With the rise in city and even town living, many of us these days find ourselves living in apartments or homes where the garden is merely the size of a postage stamp. But those of us who love our greenery will always find a way to bring the outdoor inside via our balconies.
So what does this involve – this shrunken garden type living? Well, because space is so tight your design and planning have to be meticulous of course to make the most of what’s there. And that’s what we’re going to look at here in this blog post.
Creating a Balcony Garden
Choosing the proper garden planters is essential, not just in terms of how your balcony will look but also for the weight. A large planter, for instance, can look stunning but can prove heavy to move – especially if made from terra-cotta. It may also cause unnecessary strain against railings too. Luckily our galvanised steel planters are light weight so don’t pose any real problems in this respect.

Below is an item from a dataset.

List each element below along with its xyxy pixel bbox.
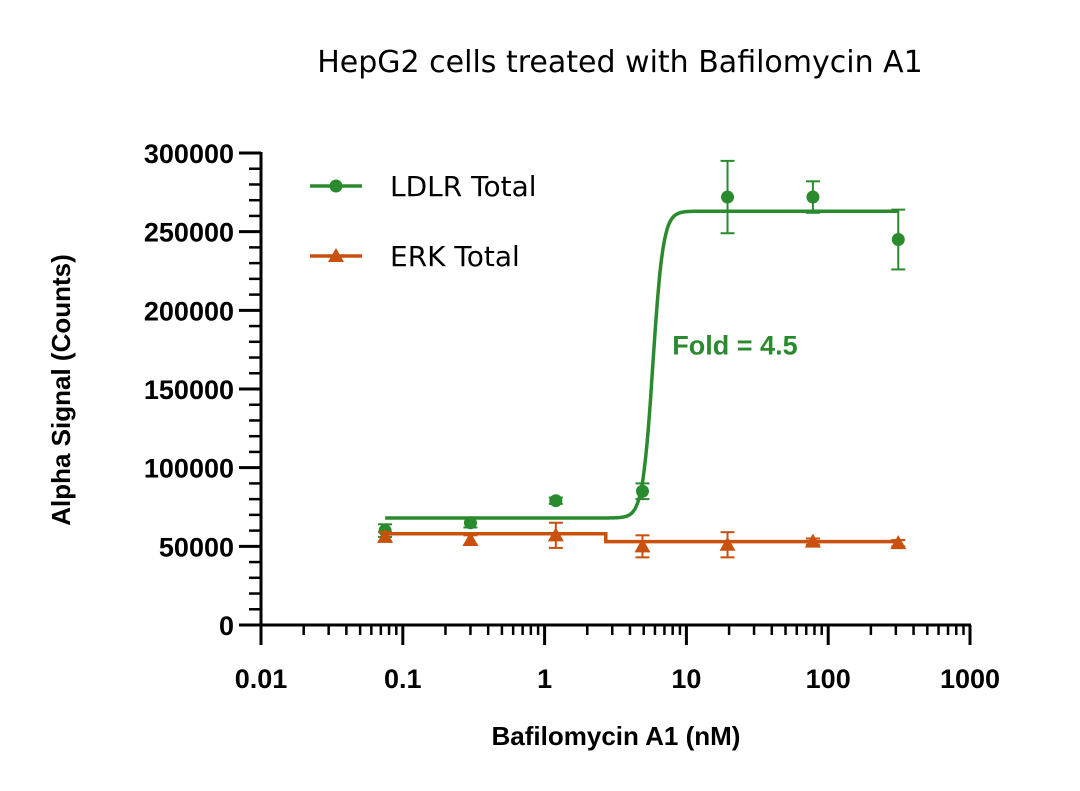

This is very important when it comes to balcony gardening as the last thing you want is to be creating a mess in the balcony below or worse having all your plants die on you. If you plan on having more than one planter with plants or flowers it’s an idea to leave a watering can nearby. The higher up your balcony is, the more likely they’ll need watering.

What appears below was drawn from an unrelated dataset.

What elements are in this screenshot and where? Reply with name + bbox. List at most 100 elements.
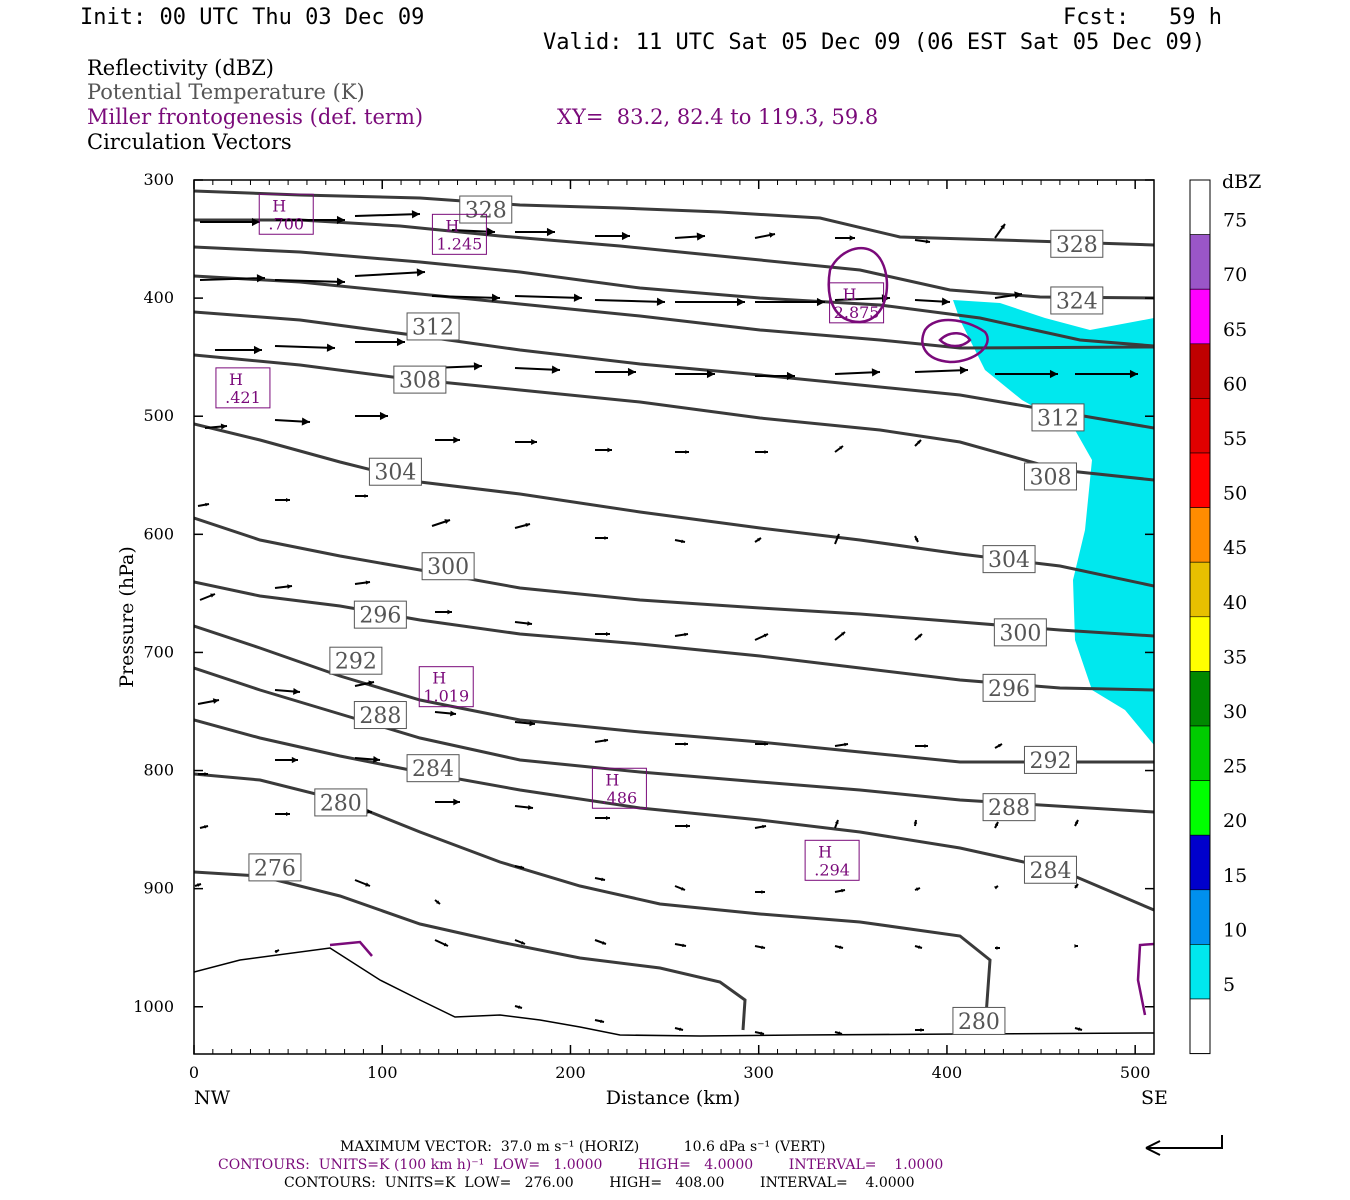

It’s easy to believe your balcony gets a lot more sun than you think, simply because it’s light. If it’s an apartment you have then the sun is going to find it even trickier to get to your balcony as there’ll be so many obstructions along the way such as your neighbour’s sunshade, a partition, the side of a building in shadow etc. If your balcony is south or west-facing then you have a better chance of getting sun than north or east-facing properties. In the case of the latter it’s wise to watch where you’re placing a planter full of blooms – and annuals in particular – that there’s enough sunlight for them.
Ask any landscape gardener and he (or she) will tell you that using coloured planters with similar shades together can actually make the space they’re sitting in appear larger. This is because, when looking at them, your gaze is continuous. Pop another colour in there (ie purple into a group of orange planters) and your gaze is interrupted (shortened). If you’re going for the bunching look, put together planters in groups of three, six or nine (odd numbers in other words). Line up three of the same height in a row for instance, or sit them sideways in order of decreasing in size.
In terms of planters, one thing we would point out is that if you’re buying containers which aren’t very tall keep a careful eye on small children who may be tempted to use them as stepping stones to get a better view over the side of the railings!